Alla notizia delle dimissioni di Benedetto XVI mi è tornata alla mente un'immagine disegnata tanti anni fa da Dino Buzzati per una rivista milanese di cui mi occupavo. Mostrava l'interno di un'immensa chiesa, deserta. Fra le colonne della navata, selva inquietante di pietra e di ombre, la figura esile, poco più di un filo, di un vescovo - o forse proprio di un papa, le braccia levate al cielo. Il titolo, mi disse Buzzati, era «Solitudine». Il mio primo sentimento davanti alla straordinaria (e, per un cattolico, sconvolgente) vicenda di Joseph Ratzinger è stato infatti di solidarietà per la solitudine profondissima di un personaggio della nostra epoca al quale avevo cercato di portare rispetto ma che non amavo e da cui mi ero sempre sentito lontano.
Milioni di persone lo chiamavano padre (anzi: padre santo) ma, per quanto andiamo sapendo, nessuno ha condiviso come un figlio la sua «scandalosa» drammatica decisione. Vengono (venivano) a vederlo grandi folle (turisti che amavano effigiarlo come un papa-re in mezzo al rutilante splendore delle guardie svizzere, contadini di remoti villaggi travolti dall'avventura dei pellegrinaggi low-cost, suore pigolanti e missionari di vita eroica); lui cercava di accontentarli come poteva. Invecchiando, come spesso succede ai vecchi, aveva assunto un aspetto un po' femminile e le sue scarpette rosse erano diventate oggetto di calembour.
I suoi discorsi erano spesso difficili. Lui se ne rendeva conto e, su richiesta dei cerimonieri, cercava di assecondare le richieste dei fedeli: erano usciti dalle sacrestie di San Pietro i paramenti liturgici più preziosi della basilica e qualche giornalista irriverente scrisse che talvolta sembrava il re Eldorado.

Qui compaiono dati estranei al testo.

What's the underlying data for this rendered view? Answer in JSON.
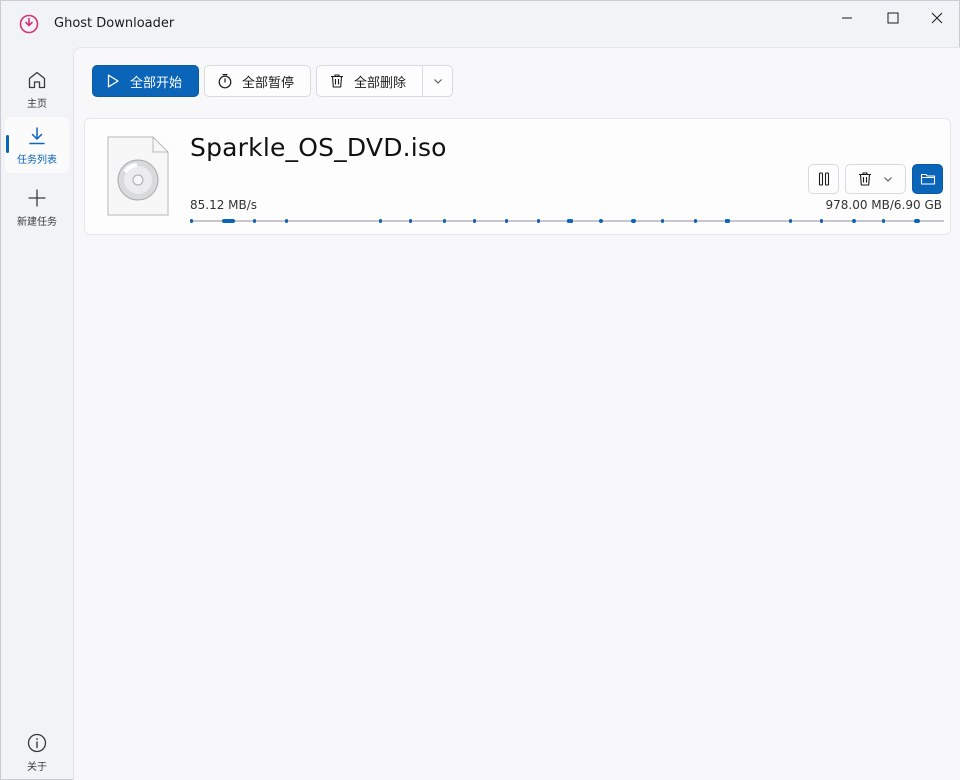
{
  "window": {
    "title": "Ghost Downloader",
    "accent": "#0a64b8",
    "app_icon_color": "#d6337a"
  },
  "sidebar": {
    "items": [
      {
        "label": "主页",
        "icon": "home-icon",
        "active": false
      },
      {
        "label": "任务列表",
        "icon": "download-icon",
        "active": true
      },
      {
        "label": "新建任务",
        "icon": "plus-icon",
        "active": false
      }
    ],
    "footer": {
      "label": "关于",
      "icon": "info-icon"
    }
  },
  "toolbar": {
    "start_all_label": "全部开始",
    "pause_all_label": "全部暂停",
    "delete_all_label": "全部删除"
  },
  "task": {
    "file_name": "Sparkle_OS_DVD.iso",
    "speed": "85.12 MB/s",
    "size_info": "978.00 MB/6.90 GB",
    "file_icon": "disc-file-icon",
    "progress_segments": [
      [
        0.0,
        0.004
      ],
      [
        0.043,
        0.06
      ],
      [
        0.083,
        0.087
      ],
      [
        0.126,
        0.13
      ],
      [
        0.25,
        0.253
      ],
      [
        0.29,
        0.293
      ],
      [
        0.335,
        0.338
      ],
      [
        0.375,
        0.379
      ],
      [
        0.418,
        0.422
      ],
      [
        0.46,
        0.463
      ],
      [
        0.5,
        0.504
      ],
      [
        0.502,
        0.505
      ],
      [
        0.504,
        0.508
      ],
      [
        0.542,
        0.548
      ],
      [
        0.585,
        0.592
      ],
      [
        0.625,
        0.629
      ],
      [
        0.668,
        0.672
      ],
      [
        0.71,
        0.713
      ],
      [
        0.712,
        0.715
      ],
      [
        0.71,
        0.713
      ],
      [
        0.795,
        0.798
      ],
      [
        0.835,
        0.839
      ],
      [
        0.878,
        0.883
      ],
      [
        0.918,
        0.921
      ],
      [
        0.96,
        0.968
      ]
    ]
  }
}
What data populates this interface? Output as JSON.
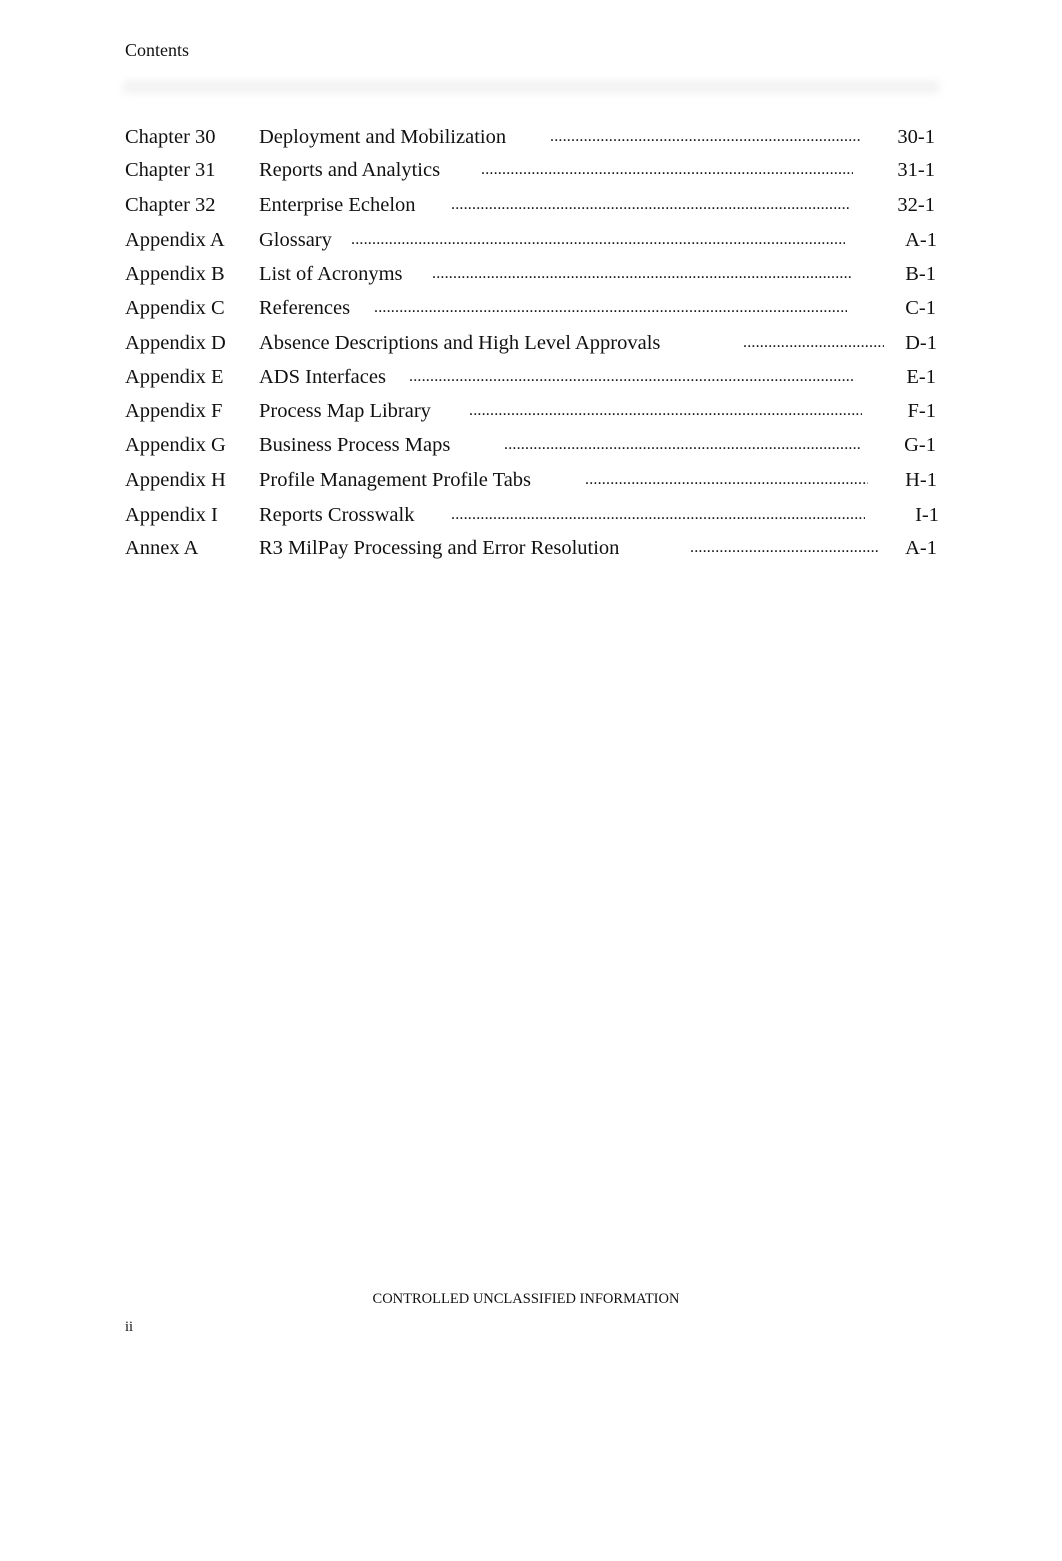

Non credo che sia stata soltanto mia la sensazione che non riuscisse a farsi amare, come sinceramente avrebbe voluto. Ratzinger faceva parte delle grandi élites della nostra epoca: grande teologo, grande scrittore e forse anche grande mistico; ma, come la gente delle élites (non soltanto vaticane) suscitava l'impressione che i poveri, anche quando li difendeva con l'esercizio acuminato della ragione e la riflessione dei mistici fossero per lui, nonostante la sua conoscenza del vangelo, delle astrazioni. Per questo li aveva dolorosamente colpiti e fatti colpire quando le loro avanguardie avevano osato leggere il vangelo in maniera inedita. Da questo punto di vista si può dire che aveva continuato a gestire con la rigidità di Wojtyla la crisi disastrosa del cattolicesimo latino americano. L'atteggiamento ondivago a proposito della canonizzazione del vescovo Romero ne è un aspetto evidente.
Certamente il suo pontificato fu costretto al logorio derivante da fenomeni nuovi o emersi da una più o meno compiacente oscurità curiale. La pustola della pedofilia, l'impasse del rapporto fra grandi religioni, lo scandalo continuato della presenza dello Ior accanto alla tomba di Pietro, la lettura minimalista del Concilio con le connessioni ai lefebvriani palesi e occulti, le piccole (o grandi?) congiure fra cortigiani hanno imposto a Ratzinger notti insonni e giorni opprimenti. Si può giudicare variamente la risposta che egli ha dato a questi inediti accadimenti. Per quanto mi riguarda, oggi è viva in me l'ammirazione per questo vecchio: con la sua decisione certamente sofferta e coraggiosa si è rifiutato di consentire che il mito dell'onnipotenza pontificia prevalesse ancora una volta sui limiti della persona umana con esiti disastrosi.